Pembangunan skybridge bertujuan agar masyarakat beralih ke transportasi massal, untuk mengatasi permasalahan kemacetan, polusi udara, tingginya angka kecelakaan, dan permasalahan lainnya.
“Kita harus memikirkan bagaimana masyarakat dapat dengan mudah menggunakan angkutan umum dari rumah ke tempat tujuan.
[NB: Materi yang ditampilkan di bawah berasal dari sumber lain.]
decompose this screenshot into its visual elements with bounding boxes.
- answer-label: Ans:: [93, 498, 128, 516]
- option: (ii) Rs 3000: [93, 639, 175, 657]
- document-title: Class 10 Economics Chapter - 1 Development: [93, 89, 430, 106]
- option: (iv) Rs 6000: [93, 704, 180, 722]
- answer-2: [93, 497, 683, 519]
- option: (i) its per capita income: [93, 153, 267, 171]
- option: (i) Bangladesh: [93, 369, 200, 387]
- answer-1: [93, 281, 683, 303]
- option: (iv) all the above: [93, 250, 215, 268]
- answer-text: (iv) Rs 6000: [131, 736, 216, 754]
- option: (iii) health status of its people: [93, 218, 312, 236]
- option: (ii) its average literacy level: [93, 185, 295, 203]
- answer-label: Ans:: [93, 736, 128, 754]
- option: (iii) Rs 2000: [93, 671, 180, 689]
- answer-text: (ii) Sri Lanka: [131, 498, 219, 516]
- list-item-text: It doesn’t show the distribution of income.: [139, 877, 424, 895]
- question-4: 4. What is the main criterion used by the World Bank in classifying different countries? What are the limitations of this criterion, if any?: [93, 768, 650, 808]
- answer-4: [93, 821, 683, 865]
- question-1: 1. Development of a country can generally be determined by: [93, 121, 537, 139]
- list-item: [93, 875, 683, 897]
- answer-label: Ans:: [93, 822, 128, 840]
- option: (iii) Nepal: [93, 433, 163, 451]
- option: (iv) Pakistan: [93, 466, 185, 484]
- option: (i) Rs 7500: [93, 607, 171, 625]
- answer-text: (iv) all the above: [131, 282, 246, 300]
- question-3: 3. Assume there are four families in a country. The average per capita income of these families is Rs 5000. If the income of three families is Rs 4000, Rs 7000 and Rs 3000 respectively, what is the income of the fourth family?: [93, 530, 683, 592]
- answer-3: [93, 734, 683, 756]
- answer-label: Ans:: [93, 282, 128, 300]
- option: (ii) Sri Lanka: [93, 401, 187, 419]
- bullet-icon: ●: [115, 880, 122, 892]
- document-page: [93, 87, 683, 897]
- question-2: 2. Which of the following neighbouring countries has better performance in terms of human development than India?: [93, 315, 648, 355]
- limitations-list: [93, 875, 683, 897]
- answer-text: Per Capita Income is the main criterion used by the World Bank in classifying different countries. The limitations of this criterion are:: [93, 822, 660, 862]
Jadi integrasi antar modanya benar-benar harus dipikirkan dengan baik, dan tentunya dengan harga yang terjangkau,” tuturnya.
“Kita harus pikirkan bagaimana menyediakan angkutan first mile yaitu angkutan dari rumah menuju ke simpul transportasi dan last mile yaitu angkutan dari simpul transportasi ke tempat tujuan maupun sebaliknya,” tambahnya.
Sementara Plt. Kepala BPTJ Suharto menjelaskan, akan terus berkolaborasi dengan Pemkab Bogor untuk mengembangkan Skybridge dengan konsep Transit Oriented Development (TOD)/Kawasan Berorientasi Transit.
Ia mengatakan setelah diresmikan, jembatan ini diserahterimakan kepada pemerintah kabupaten bersama dengan PT Kereta Commuter Indonesia untuk dikelola bersama. Selain itu diserahkan pula 35 unit shelter/halte, untuk mendukung pengoperasian angkutan umum di kota bogor dengan skema Buy The Service (BTS) BISKITA Transpakuan Bogor.
Dengan pengoperasian skybridge ini, pengguna KRL dari arah sisi selatan atau dari arah Jalan Raya Bojonggede tak lagi keluar masuk di pintu stasiun yang ada di pinggir jalan yang sering menimbulkan kemacetan.
Aksesnya dialihkan menggunakan skybridge dari arah terminal ke Stasiun KRL Bojonggede dan sebaliknya, yang menempuh waktu sekitar 3 menit untuk sekali melintas. Hal ini dianggap juga akan membantu kala hujan deras ketika akses biasanya bisa mengalami genangan hingga banjir yang menyulitkan pejalan kaki.